Yes I agree Brona … it certainly has been sounding like a wonderfully vibrant culture being encouraged and supported in the west. So good to see the recognition of what the arts can do for community, isn’t it.
I love the idea of a book of poetry being a pageturner. I can recall a few instances like that, where I thought I’d just look at a poem but ended up gobbling one after the next, feeling a little like I’d peered into someone’s diary and their inner thoughts and feelings just pooling on the pages had invited me to sit a little closer to them for a while.

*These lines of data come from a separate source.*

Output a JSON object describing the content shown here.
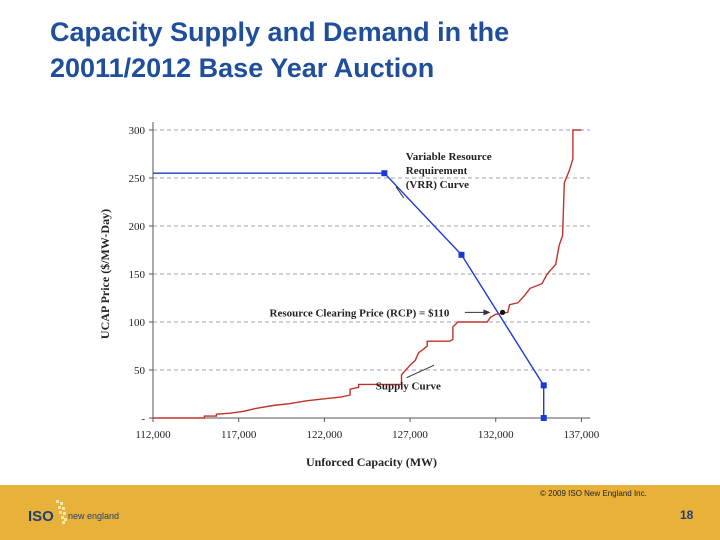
{
  "slide": {
    "title_line1": "Capacity Supply and Demand in the",
    "title_line2": "20011/2012 Base Year Auction",
    "copyright": "© 2009 ISO New England Inc.",
    "page_number": "18",
    "logo_iso": "ISO",
    "logo_ne": "new england"
  },
  "colors": {
    "title": "#1f4e9c",
    "footer": "#e8b23a",
    "demand_line": "#1a3ad6",
    "supply_line": "#c0332a"
  },
  "chart_data": {
    "type": "line",
    "xlabel": "Unforced Capacity (MW)",
    "ylabel": "UCAP Price ($/MW-Day)",
    "xlim": [
      112000,
      137500
    ],
    "ylim": [
      0,
      300
    ],
    "x_ticks": [
      112000,
      117000,
      122000,
      127000,
      132000,
      137000
    ],
    "x_tick_labels": [
      "112,000",
      "117,000",
      "122,000",
      "127,000",
      "132,000",
      "137,000"
    ],
    "y_ticks": [
      0,
      50,
      100,
      150,
      200,
      250,
      300
    ],
    "y_tick_labels": [
      "-",
      "50",
      "100",
      "150",
      "200",
      "250",
      "300"
    ],
    "grid": "horizontal-dashed",
    "series": [
      {
        "name": "Variable Resource Requirement (VRR) Curve",
        "color": "#1a3ad6",
        "points": [
          [
            112000,
            255
          ],
          [
            125500,
            255
          ],
          [
            130000,
            170
          ],
          [
            134800,
            34
          ],
          [
            134800,
            0
          ]
        ],
        "markers": [
          [
            125500,
            255
          ],
          [
            130000,
            170
          ],
          [
            134800,
            34
          ],
          [
            134800,
            0
          ]
        ]
      },
      {
        "name": "Supply Curve",
        "color": "#c0332a",
        "points": [
          [
            112000,
            0
          ],
          [
            115000,
            0
          ],
          [
            115000,
            2
          ],
          [
            115700,
            2
          ],
          [
            115700,
            4
          ],
          [
            116500,
            5
          ],
          [
            117300,
            7
          ],
          [
            118000,
            10
          ],
          [
            119000,
            13
          ],
          [
            120000,
            15
          ],
          [
            121000,
            18
          ],
          [
            122000,
            20
          ],
          [
            123000,
            22
          ],
          [
            123500,
            24
          ],
          [
            123500,
            30
          ],
          [
            124000,
            32
          ],
          [
            124000,
            35
          ],
          [
            126500,
            35
          ],
          [
            126500,
            45
          ],
          [
            127000,
            55
          ],
          [
            127300,
            60
          ],
          [
            127500,
            68
          ],
          [
            127800,
            72
          ],
          [
            128000,
            75
          ],
          [
            128000,
            80
          ],
          [
            129300,
            80
          ],
          [
            129500,
            82
          ],
          [
            129500,
            95
          ],
          [
            129800,
            100
          ],
          [
            131500,
            100
          ],
          [
            131700,
            105
          ],
          [
            132000,
            108
          ],
          [
            132700,
            110
          ],
          [
            132800,
            118
          ],
          [
            133300,
            120
          ],
          [
            133700,
            128
          ],
          [
            134000,
            135
          ],
          [
            134700,
            140
          ],
          [
            135000,
            150
          ],
          [
            135500,
            160
          ],
          [
            135700,
            180
          ],
          [
            135900,
            190
          ],
          [
            136000,
            245
          ],
          [
            136300,
            258
          ],
          [
            136500,
            270
          ],
          [
            136500,
            300
          ],
          [
            137000,
            300
          ]
        ]
      }
    ],
    "annotations": [
      {
        "text_lines": [
          "Variable Resource",
          "Requirement",
          "(VRR) Curve"
        ],
        "points_to": [
          126300,
          245
        ]
      },
      {
        "text_lines": [
          "Resource Clearing Price (RCP) = $110"
        ],
        "points_to": [
          131400,
          110
        ],
        "marker_at": [
          132400,
          110
        ]
      },
      {
        "text_lines": [
          "Supply Curve"
        ],
        "points_to": [
          128400,
          55
        ]
      }
    ]
  }
}
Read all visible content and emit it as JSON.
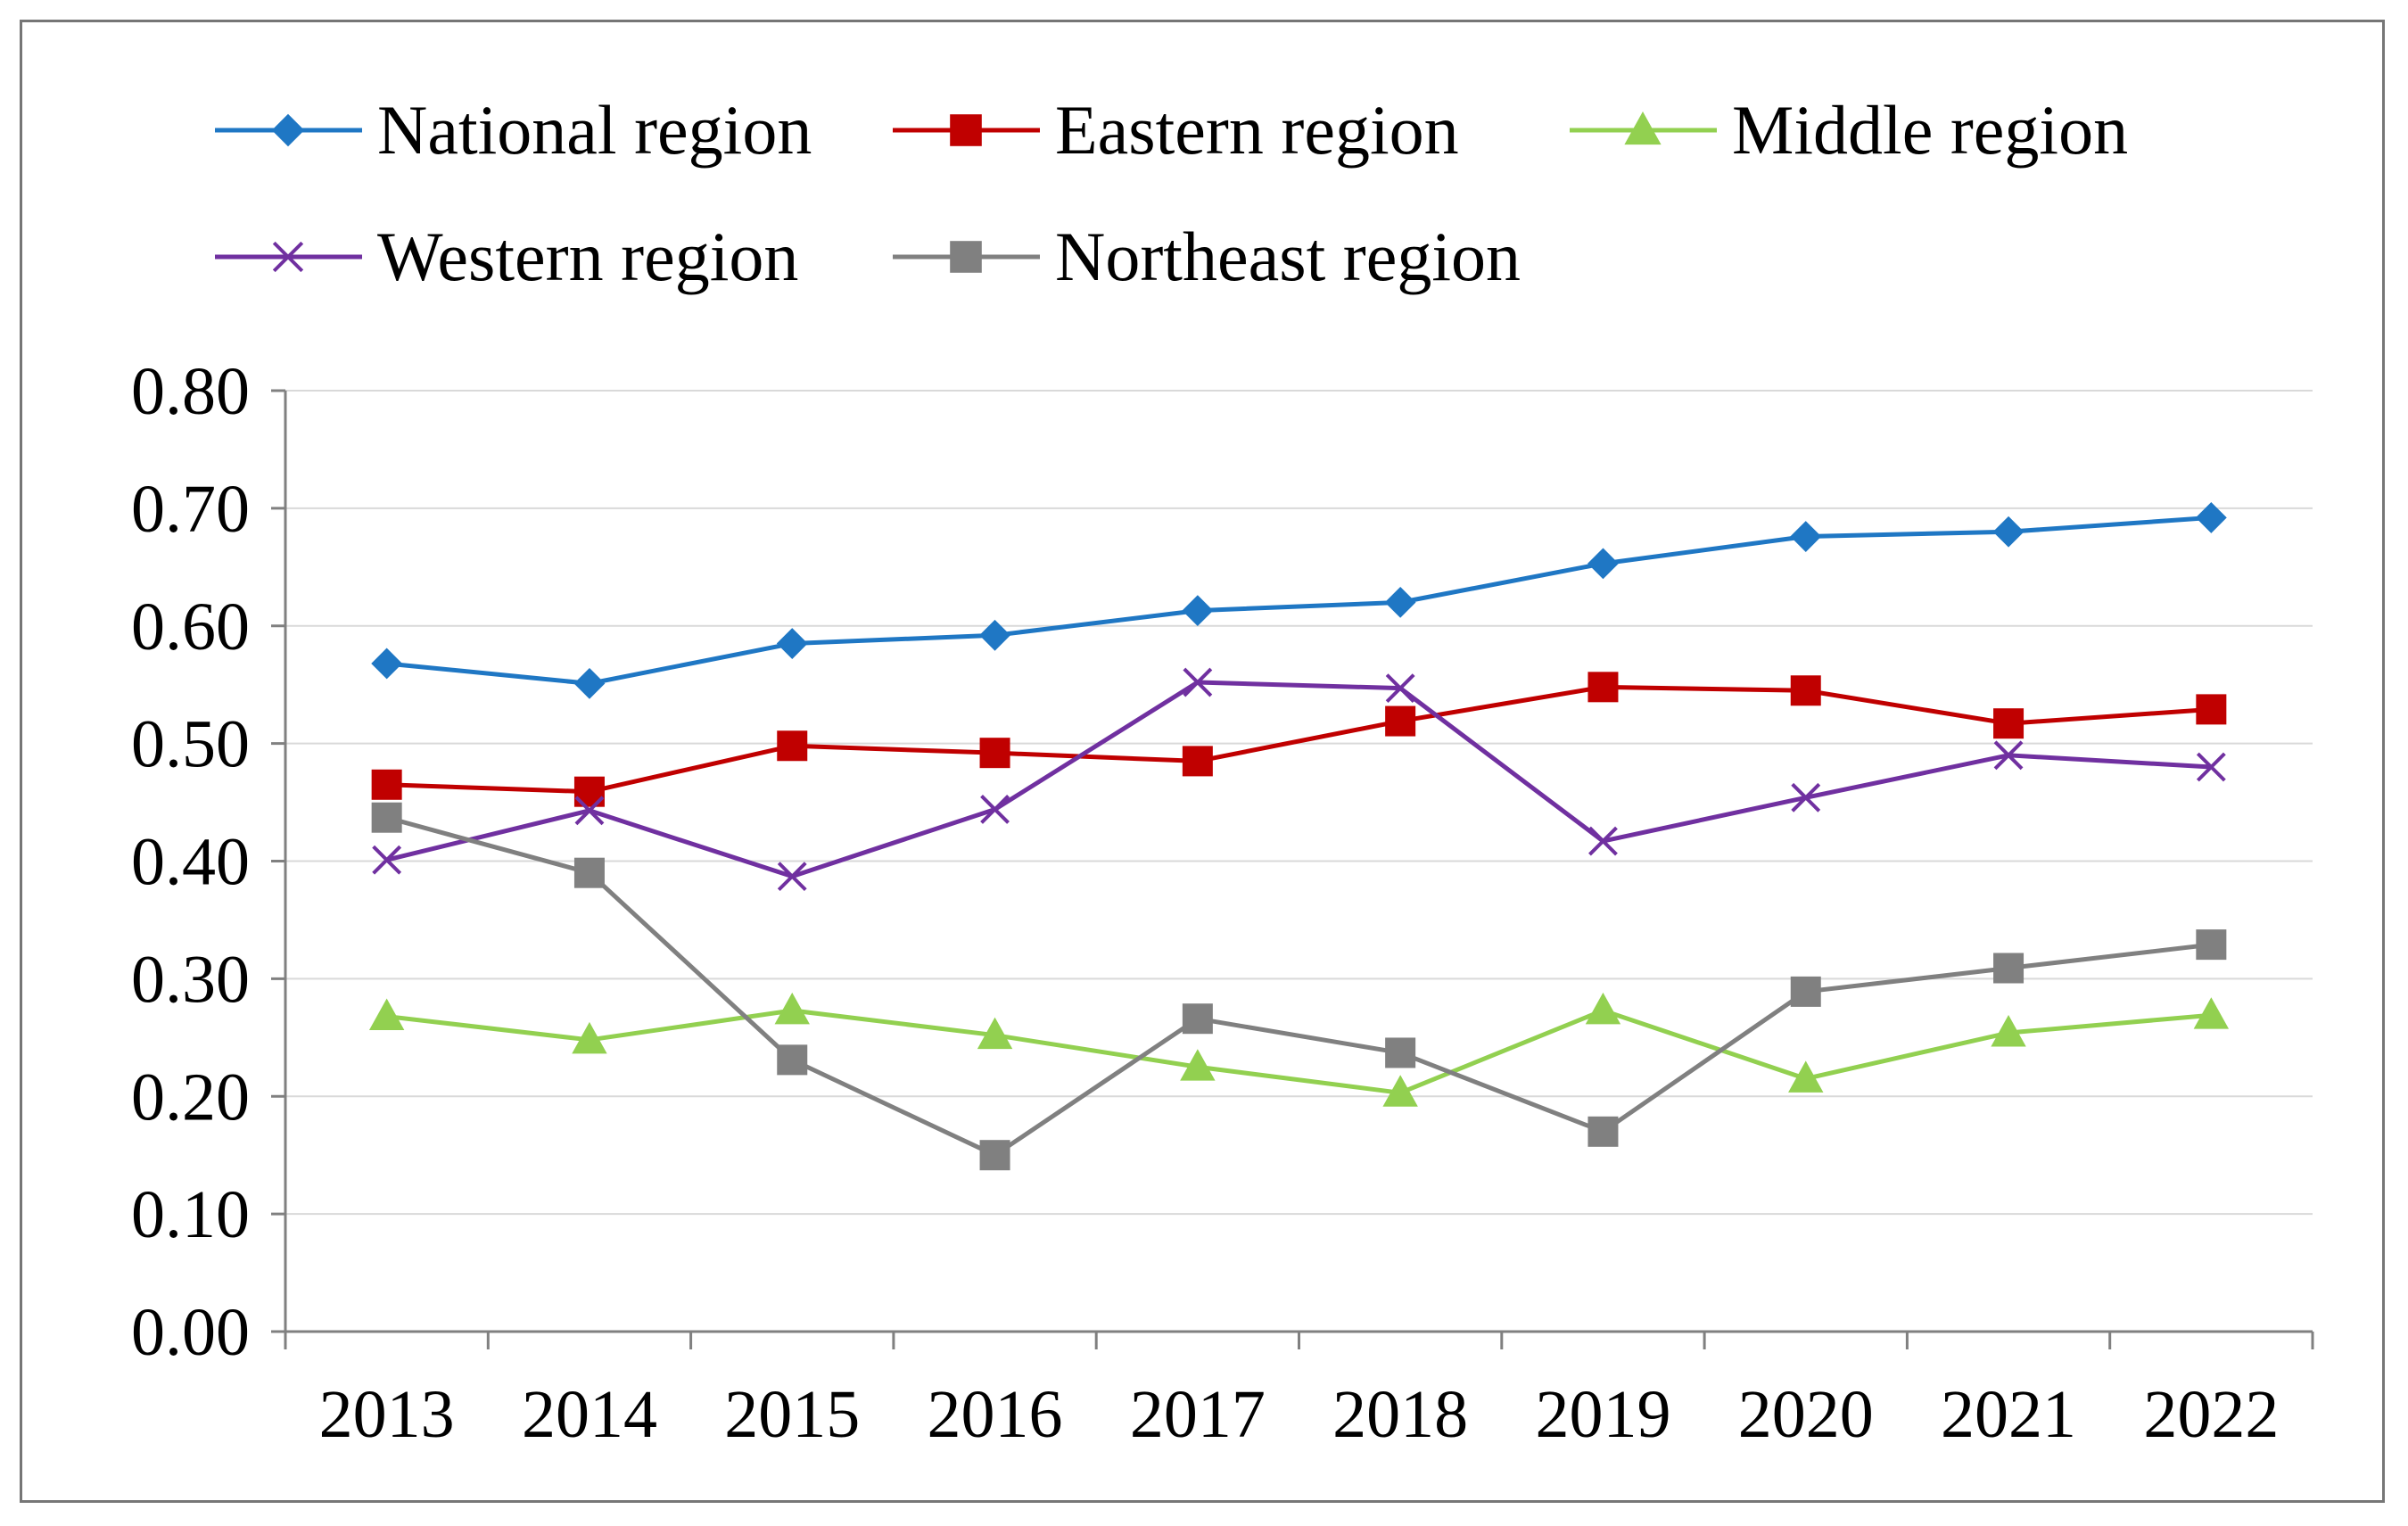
{
  "chart_data": {
    "type": "line",
    "title": "",
    "xlabel": "",
    "ylabel": "",
    "categories": [
      "2013",
      "2014",
      "2015",
      "2016",
      "2017",
      "2018",
      "2019",
      "2020",
      "2021",
      "2022"
    ],
    "ylim": [
      0,
      0.8
    ],
    "y_ticks": [
      "0.00",
      "0.10",
      "0.20",
      "0.30",
      "0.40",
      "0.50",
      "0.60",
      "0.70",
      "0.80"
    ],
    "y_tick_values": [
      0,
      0.1,
      0.2,
      0.3,
      0.4,
      0.5,
      0.6,
      0.7,
      0.8
    ],
    "grid": true,
    "legend_position": "top",
    "series": [
      {
        "name": "National region",
        "color": "#1f77c4",
        "marker": "diamond",
        "values": [
          0.568,
          0.551,
          0.585,
          0.592,
          0.613,
          0.62,
          0.653,
          0.676,
          0.68,
          0.692
        ]
      },
      {
        "name": "Eastern region",
        "color": "#c00000",
        "marker": "square",
        "values": [
          0.465,
          0.459,
          0.498,
          0.492,
          0.485,
          0.519,
          0.548,
          0.545,
          0.517,
          0.529
        ]
      },
      {
        "name": "Middle region",
        "color": "#92d050",
        "marker": "triangle",
        "values": [
          0.268,
          0.248,
          0.273,
          0.252,
          0.225,
          0.203,
          0.273,
          0.215,
          0.254,
          0.269
        ]
      },
      {
        "name": "Western region",
        "color": "#7030a0",
        "marker": "x",
        "values": [
          0.401,
          0.443,
          0.387,
          0.444,
          0.552,
          0.547,
          0.417,
          0.454,
          0.49,
          0.48
        ]
      },
      {
        "name": "Northeast region",
        "color": "#808080",
        "marker": "square",
        "values": [
          0.437,
          0.39,
          0.231,
          0.15,
          0.266,
          0.237,
          0.17,
          0.289,
          0.309,
          0.329
        ]
      }
    ]
  }
}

But often I have the feeling of “well, that’s exceedingly clever” (and… I am not exceedingly clever… obviously) so, clearly not for me. When poets are able to include their notes or describe the writing process, I feel like I can tease out some understanding though, and I enjoy that (but I suspect it’s costly to include all that material, extending the page count and all of that, and likely requires a whole other kind of expertise editorially, as it would need to be edited differently than the poems themselves for publication).
Again, your experience is similar to mine Marcie. I agree with you about notes. I suppose they think their poetry should be able to stand alone. But I think it’s a bit like those artist’s statements that art students are sometimes asked to do – it would help a lot!